Summary: Grainger is one of the United States' best companies, with consistently improving operations, a great reputation, and room for continued growth. This is where an investor must maintain a Graham-and-Dodd discipline, however: the valuation simply leaves absolutely no room for error. To obtain a fair return in the next 5 years, wait until a better entry point at $220.
Grainger is consistently best in class
W.W. Grainger (NYSE:GWW) is one of the best performing companies in the United States. It's reputation within its industry is outstanding amongst its employees, suppliers, customers, and even competitors. More importantly for shareholders, it has demonstrated the ability to generate returns:
- Gross margins have improved every year since 2000
- Dividends have increased every year for 41 years
- ROE has nearly continuously improved from 12% in 2000 to 25% today
- Total Shareholder Return of 236% for the past 5 years.
Grainger's great service not just a buzzword
Grainger has always been, as CEO Jim Ryan often says, about service. When I visit my local Grainger store I meet a store manager who has worked there fore 15 years and who genuinely tries to please customers. Grainger rewards this, too: he has also enjoyed nearly 20% of his salary in profit sharing, on average, a year. Grainger sells many of the same products as Home Depot, but the level of service expected and provided is incomparable.
Grainger also has moved outside of simply a supplier of parts to the inventory manager of major Fortune 500 companies--meaning they are intimately involved with their customers' operations and procurement. In many cases, it would be costly and burdensome for a company to switch from Grainger, and this helps maintain their "stickiness" with the biggest and most profitable customers.
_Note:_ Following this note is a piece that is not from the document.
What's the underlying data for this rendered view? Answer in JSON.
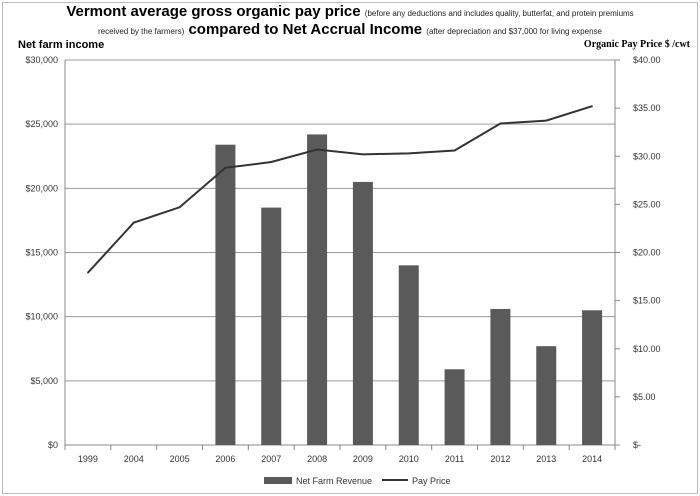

The primary concern about Grainger, however, has usually been valuation. That is especially the case now, as it recently pushed through 20x next year's earnings estimates, the first time GWW has been priced that high in the data I have available1. So should you consider the stock?
At a conference in Florida yesterday, CEO Jim Ryan said during his presentation that he expects to continue taking market share and grow at the 5%-8% they have forecast. Out of curiosity, I made a back-of-the-envelope calculation of what their valuation would be should they execute well.
Basic assumptions are:
- Sales continue to grow at the same 7%/year path over the next 5 years
- Gross Margins continue to improve at the same rate as the past 10 years: about 1% every year
- SG&A/sales increases at the same rate as the past 10 years: about +0.5%/year
- Tax Rate: 40%
- Shares stay the same, at 71M outstanding.
This forecast is aggressive: Other than the shares outstanding, for which you could argue Grainger deserves more credit in the forecast, I think all of these assumptions are optimistic. Some analysts think Grainger can continue taking market share from smaller distributors, but it seems optimistic to assume there won't be an economic slowdown to push that growth slower, even for a year or so. Amazon Supply also hangs over Grainger's forecasts--while I don't think they will be a major threat to Grainger's sales, I think it is likely that margins become pressured more than in the past, meaning that GM improvement slows or disappears.
What do the results show?
In the above scenario, the earnings per share would grow to $16.08/share by 2017, up from $9.52 in 2012. This is an impressive 11% in earnings growth.
If you apply Grainger's historical average LTM PE, however, of about 19x, this entails a stock price of $305. Compared with the current price of $259, this makes a paltry annual return of 3.4% over 5 years.
But what about share buybacks? Grainger has reduced its shares outstanding significantly over the years, and prudent forecasts would include buying back shares. Leaving the P/E at 19x, GWW could raise annual returns to 8% from 3.4% by buying back 11M shares in those five years. At the current price, that would cost $2.5B, or roughly what GWW has spent over the previous 6 years. This is definitely plausible under the scenario.
How comfortable are you with Grainger's ability to execute?
The crux of the math, then, leads to this conclusion: if Grainger continues to perform as it has for the previous 5-10 years--expands margins, continues to gain market share, and buys back shares, you will likely earn an annual return of 8%...or roughly the cost of equity, from capital gains. Dividends will provide additional returns, averaging between 2-3%/year.
Little room for error
To me, though, as much as I respect Grainger's management and performance, this is a very difficult expectation to invest in. There are too many specific business risks with Grainger, including:
1) Grainger is unable to increase prices by 2-4% a year, as they have in the past, either due to customer resistance or competition
3) The sequester further affects sales to the US government
4) Fastenal's vending machine proves to be a more significant innovation that Grainger currently admits
These factors cause me to stay on the sideline for now. The company is one of the best, but invest at your own risk.
1Beginning with the year 2000
Disclosure: I have no positions in any stocks mentioned, and no plans to initiate any positions within the next 72 hours. I wrote this article myself, and it expresses my own opinions. I am not receiving compensation for it (other than from Seeking Alpha). I have no business relationship with any company whose stock is mentioned in this article.